Here's a simple technique for managing my time, which a few folk have said is quite good:

My time management is in the cloud, accessible from anywhere, share with anyone. And it is free.

I have several calendars defined to Google Calendar:

  • Appointments, my original calendar. I use this calendar to manage all commitments of my time whose time is fixed. Coloured blue. I used to separate out private and business appointments into separate calendars and hence colours but it gave me no value and made sharing harder. As well as appointments I'll schedule travel time etc to remind me and others using the calendar that i'm not free. I've been known to also block out quiet time or focus time.
  • Tasks I'm being paid to do. Revenue depends on me doing these; write this, email that, check in with him. I schedule them in my calendar when I hope to do them. I allocate only an hour or two, even if the task is going to take 100. I'll move the task to a new time to do some more work on it, and so on until done. Coloured red.
  • Other tasks: private life, personal projects (blogging, books etc). Coloured yellow. I manage them the same as the revenue tasks. The two colours are just to help me focus on keeping the money coming in
  • Do TODAY. Coloured purple. Tasks to be done this day. Not - theoretically - supposed to be moved out.
  • Jack. Coloured pale green. As a solo parent, I have to manage my son's life too :)

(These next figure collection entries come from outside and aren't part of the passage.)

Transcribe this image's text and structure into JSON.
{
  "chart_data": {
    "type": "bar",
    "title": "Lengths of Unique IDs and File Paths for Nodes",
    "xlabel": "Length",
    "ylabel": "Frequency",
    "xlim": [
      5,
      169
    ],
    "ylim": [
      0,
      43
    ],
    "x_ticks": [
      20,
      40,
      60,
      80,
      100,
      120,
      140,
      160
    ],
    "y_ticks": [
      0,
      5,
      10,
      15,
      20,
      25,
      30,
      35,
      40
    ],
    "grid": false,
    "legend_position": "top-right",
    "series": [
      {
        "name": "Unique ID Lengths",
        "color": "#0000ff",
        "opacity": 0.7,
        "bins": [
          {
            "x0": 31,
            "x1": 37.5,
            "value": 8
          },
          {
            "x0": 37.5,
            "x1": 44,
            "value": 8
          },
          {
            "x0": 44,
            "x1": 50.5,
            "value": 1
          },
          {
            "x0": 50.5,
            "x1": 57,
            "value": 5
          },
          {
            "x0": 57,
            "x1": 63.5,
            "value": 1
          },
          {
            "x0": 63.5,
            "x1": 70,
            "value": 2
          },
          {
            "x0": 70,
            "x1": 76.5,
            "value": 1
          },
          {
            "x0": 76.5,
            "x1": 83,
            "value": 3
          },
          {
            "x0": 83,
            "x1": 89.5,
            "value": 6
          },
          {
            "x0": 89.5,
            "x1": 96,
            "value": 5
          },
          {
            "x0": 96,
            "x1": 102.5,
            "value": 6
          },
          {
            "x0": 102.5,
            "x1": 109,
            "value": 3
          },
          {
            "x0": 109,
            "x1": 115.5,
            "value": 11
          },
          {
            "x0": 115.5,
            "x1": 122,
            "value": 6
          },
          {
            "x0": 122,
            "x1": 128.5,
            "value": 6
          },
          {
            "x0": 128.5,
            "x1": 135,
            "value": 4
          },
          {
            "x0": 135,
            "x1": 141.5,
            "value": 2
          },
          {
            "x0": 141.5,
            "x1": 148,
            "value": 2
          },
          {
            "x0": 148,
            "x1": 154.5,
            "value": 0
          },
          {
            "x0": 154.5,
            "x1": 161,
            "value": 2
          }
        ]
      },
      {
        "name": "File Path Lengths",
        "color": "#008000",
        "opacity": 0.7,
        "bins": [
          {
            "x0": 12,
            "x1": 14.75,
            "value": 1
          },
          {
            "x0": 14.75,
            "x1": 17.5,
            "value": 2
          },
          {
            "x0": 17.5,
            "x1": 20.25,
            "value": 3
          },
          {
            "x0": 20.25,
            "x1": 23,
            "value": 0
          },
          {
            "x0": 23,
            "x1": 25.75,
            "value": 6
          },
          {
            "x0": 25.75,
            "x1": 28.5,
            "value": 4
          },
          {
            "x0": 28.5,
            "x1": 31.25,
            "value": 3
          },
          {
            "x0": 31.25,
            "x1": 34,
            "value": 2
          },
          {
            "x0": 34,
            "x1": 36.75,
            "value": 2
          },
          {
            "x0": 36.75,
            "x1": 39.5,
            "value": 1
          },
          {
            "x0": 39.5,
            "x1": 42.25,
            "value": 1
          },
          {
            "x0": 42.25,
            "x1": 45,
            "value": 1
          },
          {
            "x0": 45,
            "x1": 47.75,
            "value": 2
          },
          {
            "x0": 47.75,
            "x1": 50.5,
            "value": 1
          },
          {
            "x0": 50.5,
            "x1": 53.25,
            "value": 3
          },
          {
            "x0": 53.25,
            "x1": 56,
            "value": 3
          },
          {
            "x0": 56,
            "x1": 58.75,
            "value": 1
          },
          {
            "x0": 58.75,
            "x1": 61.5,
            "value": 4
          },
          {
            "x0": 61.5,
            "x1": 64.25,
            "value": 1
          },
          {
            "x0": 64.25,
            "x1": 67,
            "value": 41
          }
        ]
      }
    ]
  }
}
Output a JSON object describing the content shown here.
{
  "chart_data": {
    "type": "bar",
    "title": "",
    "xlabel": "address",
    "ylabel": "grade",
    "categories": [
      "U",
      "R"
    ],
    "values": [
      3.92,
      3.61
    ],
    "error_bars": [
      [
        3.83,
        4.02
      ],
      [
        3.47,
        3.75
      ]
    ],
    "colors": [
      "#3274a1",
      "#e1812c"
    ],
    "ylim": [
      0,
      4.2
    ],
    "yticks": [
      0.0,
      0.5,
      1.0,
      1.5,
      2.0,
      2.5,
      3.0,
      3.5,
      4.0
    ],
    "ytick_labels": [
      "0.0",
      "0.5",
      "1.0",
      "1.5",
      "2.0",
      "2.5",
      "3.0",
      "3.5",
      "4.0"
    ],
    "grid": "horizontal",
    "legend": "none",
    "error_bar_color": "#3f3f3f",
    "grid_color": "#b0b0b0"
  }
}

Along with Google's public holiday calendar for New Zealand, that's it.
I see all calendars in the same display, colour coded. I almost always use week view.
Image

Google automatically adds events to the blue calendar from Events I create, Hangouts I say yes to, and invites I receive in Gmail.

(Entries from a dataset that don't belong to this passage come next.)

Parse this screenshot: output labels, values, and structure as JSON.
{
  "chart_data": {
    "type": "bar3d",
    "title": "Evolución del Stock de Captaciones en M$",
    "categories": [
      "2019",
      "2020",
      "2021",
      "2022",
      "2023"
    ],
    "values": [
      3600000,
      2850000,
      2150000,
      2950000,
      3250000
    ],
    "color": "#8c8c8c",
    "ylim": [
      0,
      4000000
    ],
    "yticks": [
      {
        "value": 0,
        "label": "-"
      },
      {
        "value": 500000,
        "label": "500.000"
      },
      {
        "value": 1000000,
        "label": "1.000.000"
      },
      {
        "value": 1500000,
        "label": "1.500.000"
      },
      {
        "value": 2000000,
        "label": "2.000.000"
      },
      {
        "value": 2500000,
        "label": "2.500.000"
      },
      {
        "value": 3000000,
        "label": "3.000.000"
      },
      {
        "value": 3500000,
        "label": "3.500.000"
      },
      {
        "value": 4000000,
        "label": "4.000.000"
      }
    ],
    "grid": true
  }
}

I can share my appointment calendar with clients, colleagues etc by giving them this link. They can see what time I have available in the blue calendar but not what the appointments are. That's why I keep all appointments business and private in the one calendar, to simplify this step.
if they use Google Calendar, they can just add my calendar alongside their own, to see when we are both free.

Every day I move uncompleted tasks from today in the red and yellow calendars out ahead of today (and the purple tasks that I guiltily havent done the day I was supposed to) . Every week I move uncompleted tasks into the next week (or several weeks ahead if I can see next week is too busy).
This drives reprioritising (and sometimes deleting) tasks.
With other task-management tools the list has just got bigger and bigger. This way i'm limited in how many tasks I can be bothered managing: sort of a kanban effect.

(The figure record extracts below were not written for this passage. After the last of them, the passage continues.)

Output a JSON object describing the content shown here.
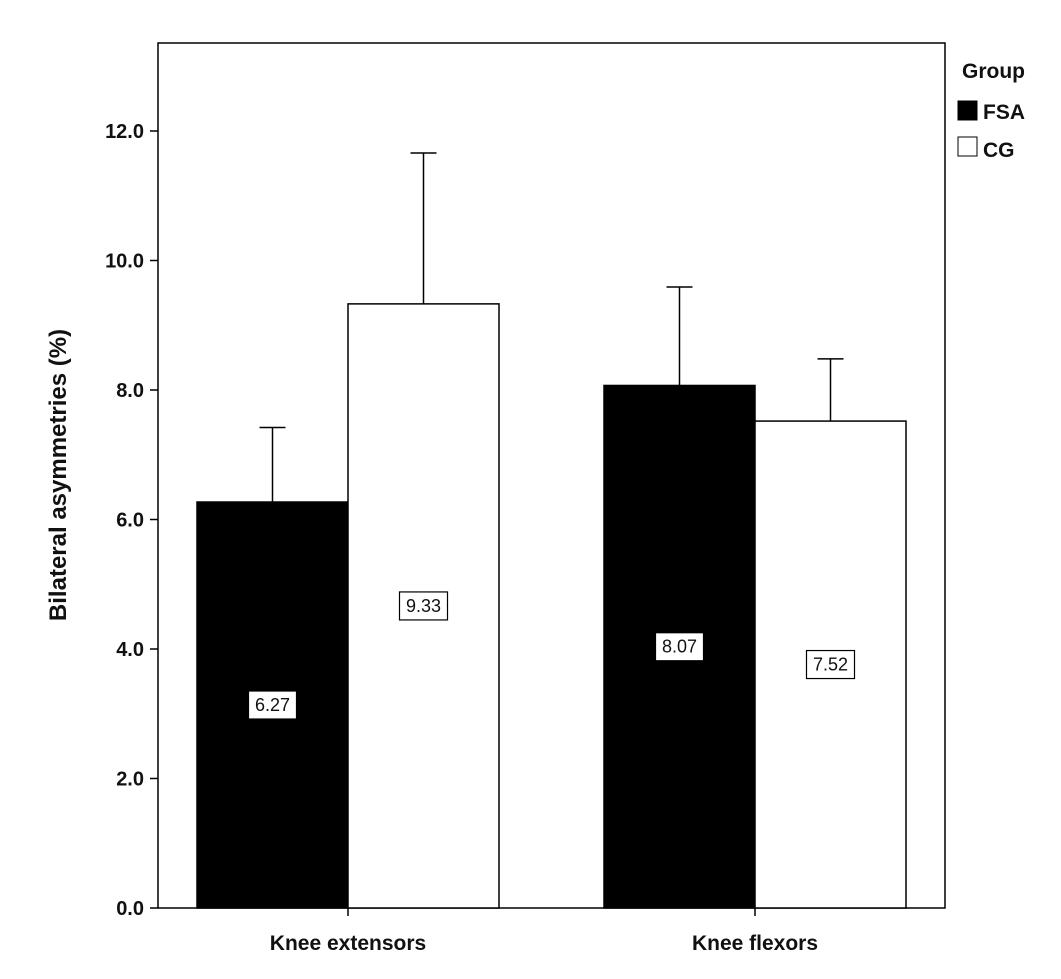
{
  "chart_data": {
    "type": "bar",
    "categories": [
      "Knee extensors",
      "Knee flexors"
    ],
    "series": [
      {
        "name": "FSA",
        "color": "#000000",
        "values": [
          6.27,
          8.07
        ],
        "error_upper": [
          7.42,
          9.59
        ]
      },
      {
        "name": "CG",
        "color": "#ffffff",
        "values": [
          9.33,
          7.52
        ],
        "error_upper": [
          11.66,
          8.48
        ]
      }
    ],
    "data_labels": [
      [
        "6.27",
        "8.07"
      ],
      [
        "9.33",
        "7.52"
      ]
    ],
    "ylabel": "Bilateral asymmetries (%)",
    "ylim": [
      0,
      13.2
    ],
    "yticks": [
      "0.0",
      "2.0",
      "4.0",
      "6.0",
      "8.0",
      "10.0",
      "12.0"
    ],
    "ytick_values": [
      0,
      2,
      4,
      6,
      8,
      10,
      12
    ],
    "legend": {
      "title": "Group",
      "placement": "right",
      "entries": [
        "FSA",
        "CG"
      ]
    },
    "grid": false
  }
}
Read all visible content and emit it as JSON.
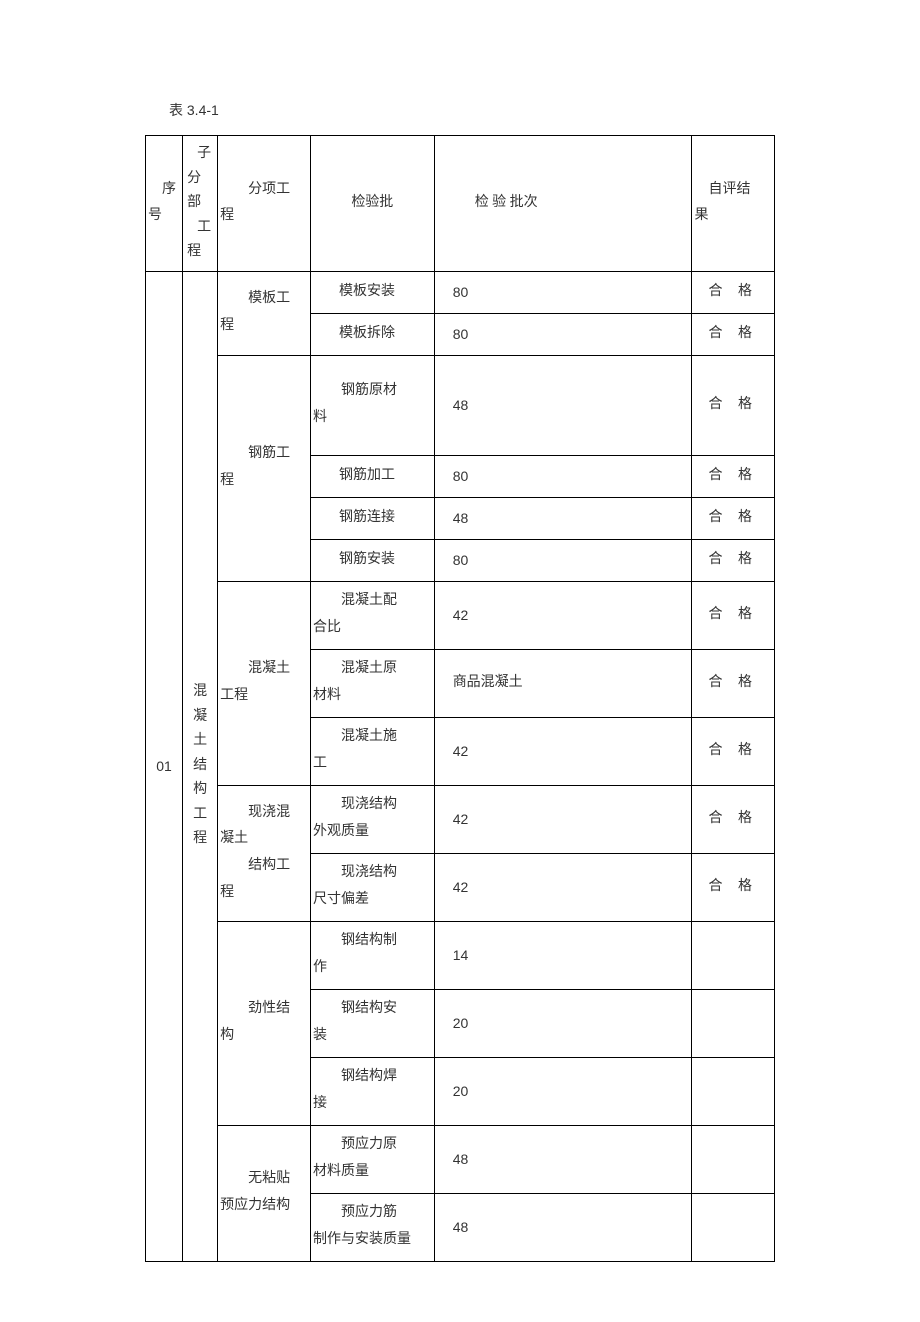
{
  "caption": "表 3.4-1",
  "headers": {
    "seq": "序 号",
    "sub": "子 分部 工 程",
    "item": "分项工 程",
    "inspect": "检验批",
    "batch": "检 验 批次",
    "result": "自评结 果"
  },
  "body": {
    "seq": "01",
    "sub": "混 凝 土 结 构 工 程",
    "groups": [
      {
        "item": "模板工 程",
        "rows": [
          {
            "inspect": "模板安装",
            "batch": "80",
            "result": "合 格",
            "h": "std",
            "indent": true,
            "batch_type": "num"
          },
          {
            "inspect": "模板拆除",
            "batch": "80",
            "result": "合 格",
            "h": "std",
            "indent": true,
            "batch_type": "num"
          }
        ]
      },
      {
        "item": "钢筋工 程",
        "rows": [
          {
            "inspect": "钢筋原材 料",
            "batch": "48",
            "result": "合 格",
            "h": "big",
            "indent": false,
            "batch_type": "num"
          },
          {
            "inspect": "钢筋加工",
            "batch": "80",
            "result": "合 格",
            "h": "std",
            "indent": true,
            "batch_type": "num"
          },
          {
            "inspect": "钢筋连接",
            "batch": "48",
            "result": "合 格",
            "h": "std",
            "indent": true,
            "batch_type": "num"
          },
          {
            "inspect": "钢筋安装",
            "batch": "80",
            "result": "合 格",
            "h": "std",
            "indent": true,
            "batch_type": "num"
          }
        ]
      },
      {
        "item": "混凝土 工程",
        "rows": [
          {
            "inspect": "混凝土配 合比",
            "batch": "42",
            "result": "合 格",
            "h": "med",
            "indent": false,
            "batch_type": "num"
          },
          {
            "inspect": "混凝土原 材料",
            "batch": "商品混凝土",
            "result": "合 格",
            "h": "med",
            "indent": false,
            "batch_type": "text"
          },
          {
            "inspect": "混凝土施 工",
            "batch": "42",
            "result": "合 格",
            "h": "med",
            "indent": false,
            "batch_type": "num"
          }
        ]
      },
      {
        "item": "现浇混 凝土 结构工 程",
        "rows": [
          {
            "inspect": "现浇结构 外观质量",
            "batch": "42",
            "result": "合 格",
            "h": "med",
            "indent": false,
            "batch_type": "num"
          },
          {
            "inspect": "现浇结构 尺寸偏差",
            "batch": "42",
            "result": "合 格",
            "h": "med",
            "indent": false,
            "batch_type": "num"
          }
        ]
      },
      {
        "item": "劲性结 构",
        "rows": [
          {
            "inspect": "钢结构制 作",
            "batch": "14",
            "result": "",
            "h": "med",
            "indent": false,
            "batch_type": "num"
          },
          {
            "inspect": "钢结构安 装",
            "batch": "20",
            "result": "",
            "h": "med",
            "indent": false,
            "batch_type": "num"
          },
          {
            "inspect": "钢结构焊 接",
            "batch": "20",
            "result": "",
            "h": "med",
            "indent": false,
            "batch_type": "num"
          }
        ]
      },
      {
        "item": "无粘贴 预应力结构",
        "rows": [
          {
            "inspect": "预应力原 材料质量",
            "batch": "48",
            "result": "",
            "h": "med",
            "indent": false,
            "batch_type": "num"
          },
          {
            "inspect": "预应力筋 制作与安装质量",
            "batch": "48",
            "result": "",
            "h": "med",
            "indent": false,
            "batch_type": "num"
          }
        ]
      }
    ]
  }
}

I use Business Calendar free edition to synch these calendars with Android. Works beautifully to read and update.

The Google calendar is always open in a tab on my laptop browser.

I have no other time management tools except task lists for smaller tasks specific to individual assignments and projects. For those I use another advanced technology called paper.

Issues?

Some tasks just keep rolling ahead :) See in the picture above how my red (paid) and yellow (unpaid) tasks form a bow-wave as I move them out through the week, because I'm not disciplined at actually getting them done. Each weekend I need to consciously move them to a future day or accept i'm never really going to do them.

Gmail/Gcal sucks at how it manages ics files and other meeting invites received in email. The first one works fine but updates and cancellations do not correlate to the original - it gets confusing. And Gmail opens a new tab in the browser every time it adds an appointment to my calendar from email instead of updating the existing one.